Zwingli hoped first to establish a church in the Canton of Zurich which would serve as the model for a Swiss National Protestant Church. Once this had been done, he planned to spread his doctrine of reform throughout Europe, so that an international Protestant church would be set up which would preserve the best of the traditions of the universal church of the Middle Ages but, at the same time, would be free of the worst abuses of the old church and no longer be governed by the Pope and his corrupt court at Rome.

The European-wide reformed catholic church which Zwingli envisaged was never founded.
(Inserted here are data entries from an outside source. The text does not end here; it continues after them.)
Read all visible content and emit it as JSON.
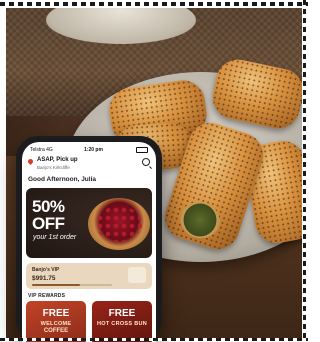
{
  "app": {
    "status_bar": {
      "carrier": "Telstra 4G",
      "time": "1:20 pm"
    },
    "location": {
      "pickup_label": "ASAP, Pick up",
      "store_name": "Banjo's Kirkcliffe"
    },
    "greeting": "Good Afternoon, Julia",
    "promo": {
      "headline_line1": "50%",
      "headline_line2": "OFF",
      "subtext": "your 1st order"
    },
    "vip": {
      "label": "Banjo's VIP",
      "amount": "$991.75",
      "progress": 0.6
    },
    "rewards": {
      "section_title": "VIP REWARDS",
      "cards": [
        {
          "free": "FREE",
          "line1": "WELCOME",
          "line2": "COFFEE"
        },
        {
          "free": "FREE",
          "line1": "HOT CROSS BUN",
          "line2": ""
        }
      ]
    }
  },
  "colors": {
    "brand_red": "#c24328",
    "vip_bg": "#e9d8bf"
  },
  "icons": {
    "location": "location-pin-icon",
    "search": "search-icon"
  }
}
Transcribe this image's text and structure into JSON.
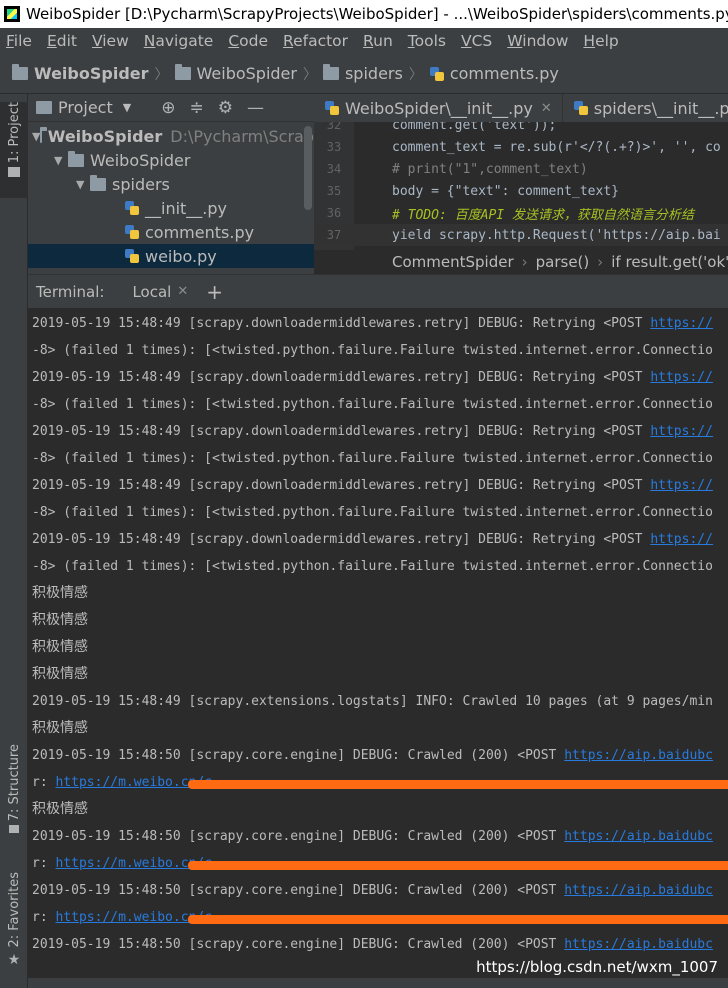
{
  "window": {
    "title": "WeiboSpider [D:\\Pycharm\\ScrapyProjects\\WeiboSpider] - ...\\WeiboSpider\\spiders\\comments.py [W"
  },
  "menu": [
    "File",
    "Edit",
    "View",
    "Navigate",
    "Code",
    "Refactor",
    "Run",
    "Tools",
    "VCS",
    "Window",
    "Help"
  ],
  "navbar": {
    "crumbs": [
      "WeiboSpider",
      "WeiboSpider",
      "spiders",
      "comments.py"
    ]
  },
  "left_stripe": {
    "project_tab": "1: Project",
    "structure_tab": "7: Structure",
    "favorites_tab": "2: Favorites"
  },
  "project_panel": {
    "title": "Project",
    "tree": [
      {
        "label": "WeiboSpider",
        "path": "D:\\Pycharm\\Scrap",
        "kind": "folder",
        "expanded": true
      },
      {
        "label": "WeiboSpider",
        "kind": "folder",
        "expanded": true
      },
      {
        "label": "spiders",
        "kind": "folder",
        "expanded": true
      },
      {
        "label": "__init__.py",
        "kind": "python"
      },
      {
        "label": "comments.py",
        "kind": "python"
      },
      {
        "label": "weibo.py",
        "kind": "python",
        "selected": true
      }
    ]
  },
  "editor": {
    "tabs": [
      "WeiboSpider\\__init__.py",
      "spiders\\__init__.py"
    ],
    "lines": [
      {
        "n": "32",
        "text": "comment.get('text'));"
      },
      {
        "n": "33",
        "text": "comment_text = re.sub(r'</?(.+?)>', '', co"
      },
      {
        "n": "34",
        "text": "# print(\"1\",comment_text)"
      },
      {
        "n": "35",
        "text": "body = {\"text\": comment_text}"
      },
      {
        "n": "36",
        "text": "# TODO: 百度API 发送请求，获取自然语言分析结"
      },
      {
        "n": "37",
        "text": "yield scrapy.http.Request('https://aip.bai"
      }
    ],
    "crumbs": [
      "CommentSpider",
      "parse()",
      "if result.get('ok')"
    ]
  },
  "terminal": {
    "label": "Terminal:",
    "tab": "Local",
    "add_symbol": "+",
    "lines": [
      {
        "text": "2019-05-19 15:48:49 [scrapy.downloadermiddlewares.retry] DEBUG: Retrying <POST ",
        "link": "https://"
      },
      {
        "text": "-8> (failed 1 times): [<twisted.python.failure.Failure twisted.internet.error.Connectio"
      },
      {
        "text": "2019-05-19 15:48:49 [scrapy.downloadermiddlewares.retry] DEBUG: Retrying <POST ",
        "link": "https://"
      },
      {
        "text": "-8> (failed 1 times): [<twisted.python.failure.Failure twisted.internet.error.Connectio"
      },
      {
        "text": "2019-05-19 15:48:49 [scrapy.downloadermiddlewares.retry] DEBUG: Retrying <POST ",
        "link": "https://"
      },
      {
        "text": "-8> (failed 1 times): [<twisted.python.failure.Failure twisted.internet.error.Connectio"
      },
      {
        "text": "2019-05-19 15:48:49 [scrapy.downloadermiddlewares.retry] DEBUG: Retrying <POST ",
        "link": "https://"
      },
      {
        "text": "-8> (failed 1 times): [<twisted.python.failure.Failure twisted.internet.error.Connectio"
      },
      {
        "text": "2019-05-19 15:48:49 [scrapy.downloadermiddlewares.retry] DEBUG: Retrying <POST ",
        "link": "https://"
      },
      {
        "text": "-8> (failed 1 times): [<twisted.python.failure.Failure twisted.internet.error.Connectio"
      },
      {
        "text": "积极情感",
        "cjk": true
      },
      {
        "text": "积极情感",
        "cjk": true
      },
      {
        "text": "积极情感",
        "cjk": true
      },
      {
        "text": "积极情感",
        "cjk": true
      },
      {
        "text": "2019-05-19 15:48:49 [scrapy.extensions.logstats] INFO: Crawled 10 pages (at 9 pages/min"
      },
      {
        "text": "积极情感",
        "cjk": true
      },
      {
        "text": "2019-05-19 15:48:50 [scrapy.core.engine] DEBUG: Crawled (200) <POST ",
        "link": "https://aip.baidubc"
      },
      {
        "text": "r: ",
        "link": "https://m.weibo.cn/c",
        "redacted": true
      },
      {
        "text": "积极情感",
        "cjk": true
      },
      {
        "text": "2019-05-19 15:48:50 [scrapy.core.engine] DEBUG: Crawled (200) <POST ",
        "link": "https://aip.baidubc"
      },
      {
        "text": "r: ",
        "link": "https://m.weibo.cn/c",
        "redacted": true
      },
      {
        "text": "2019-05-19 15:48:50 [scrapy.core.engine] DEBUG: Crawled (200) <POST ",
        "link": "https://aip.baidubc"
      },
      {
        "text": "r: ",
        "link": "https://m.weibo.cn/c",
        "redacted": true
      },
      {
        "text": "2019-05-19 15:48:50 [scrapy.core.engine] DEBUG: Crawled (200) <POST ",
        "link": "https://aip.baidubc"
      }
    ]
  },
  "watermark": "https://blog.csdn.net/wxm_1007",
  "colors": {
    "background": "#2b2b2b",
    "panel": "#3c3f41",
    "link": "#287bde",
    "redaction": "#ff6a13",
    "selection": "#0d293e"
  }
}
Zwingli did succeed, however, in introducing his conception of the proper reformation of the church into the major Urban Cantons, the Cantons dominated by cities of German Switzerland. At Berne, Basel, Shafthausen, and Zurich, Zwingli’s conception of how the church should be reformed was followed. For Zwingli this was, of course, only the first step, and for a while it did seem that Zwingli’s program would be effective elsewhere in Switzerland.
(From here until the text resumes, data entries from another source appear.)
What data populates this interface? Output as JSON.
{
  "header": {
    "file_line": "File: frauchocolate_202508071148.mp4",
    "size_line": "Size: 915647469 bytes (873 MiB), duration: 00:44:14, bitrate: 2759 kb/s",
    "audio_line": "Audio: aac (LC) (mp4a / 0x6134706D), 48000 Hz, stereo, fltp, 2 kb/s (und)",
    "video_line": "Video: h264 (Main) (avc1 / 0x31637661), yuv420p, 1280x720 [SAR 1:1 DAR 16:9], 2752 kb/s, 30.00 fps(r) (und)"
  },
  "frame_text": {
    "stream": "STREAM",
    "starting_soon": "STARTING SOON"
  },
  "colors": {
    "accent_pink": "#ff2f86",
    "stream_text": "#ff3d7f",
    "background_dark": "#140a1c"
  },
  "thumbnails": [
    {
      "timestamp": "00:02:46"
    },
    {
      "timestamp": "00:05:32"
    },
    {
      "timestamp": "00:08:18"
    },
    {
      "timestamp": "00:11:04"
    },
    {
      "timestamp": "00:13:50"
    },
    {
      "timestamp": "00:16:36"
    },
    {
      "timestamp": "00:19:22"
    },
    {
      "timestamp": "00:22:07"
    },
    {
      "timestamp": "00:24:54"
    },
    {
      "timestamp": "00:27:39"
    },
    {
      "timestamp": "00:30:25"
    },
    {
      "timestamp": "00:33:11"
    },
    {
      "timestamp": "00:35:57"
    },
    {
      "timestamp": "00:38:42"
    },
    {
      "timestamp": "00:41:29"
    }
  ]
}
The peace in Kappel in 1529 left the Protestants free to spread their doctrine in the areas of the Swiss Confederacy jointly administered by the original members of the Confederacy. It was left up to the individual congregations of these regions to decide whether or not to accept the Reformation. In theory, the same freedom was to be extended to the congregations of the Forest or Mountain Cantons of the Confederacy: Schwyz, Uri, Niedwald, and Lucerne and their ally, Canton Zug. This solution was, in fact, not acceptable to the Catholics.

Also unacceptable was the desire of the Protestants to put an end to the custom of selling soldiers for mercenary service to the French and the Papacy. Without the money gained from this practice, the Forest Cantons believed they would be unable to purchase the grain necessary to feed the inhabitants of their mountainous states.

To make matters worse, the Protestant Cantons began to blockade the shipment of grain into the Catholic regions, in order to compel them to accept the spread of Protestantism in their territories. Zwingli opposed this policy and asserted that it would be wiser to go to war with the Catholic regions than to subject them to slow starvation.

Driven to desperation, the Catholic Cantons decided to go to war against the Protestants. They launched their attack upon the center of Protestantism in Switzerland, Canton Zurich, in early October, 1531. The Protestant Cantons had signed a military alliance (the Christian Civic Union) to protect themselves from just such a development, but they were not prepared for war, and their were deep internal divisions among the Protestants.

Zwingli’s Dreams Unfulfilled

In the years prior to the outbreak of what is generally termed the Second Kappel War in October, 1531, Zwingli had dreamed of creating a European-wide alliance against the Hapsburgs and had even believed that Catholic France under King Francis I would join this alliance. These schemes were extremely unrealistic and demonstrate the limited understanding which Zwingli had of the diplomatic situation in Europe and how he underestimated the dislike of Catholic rulers like Francis I for the teachings of Protestantism.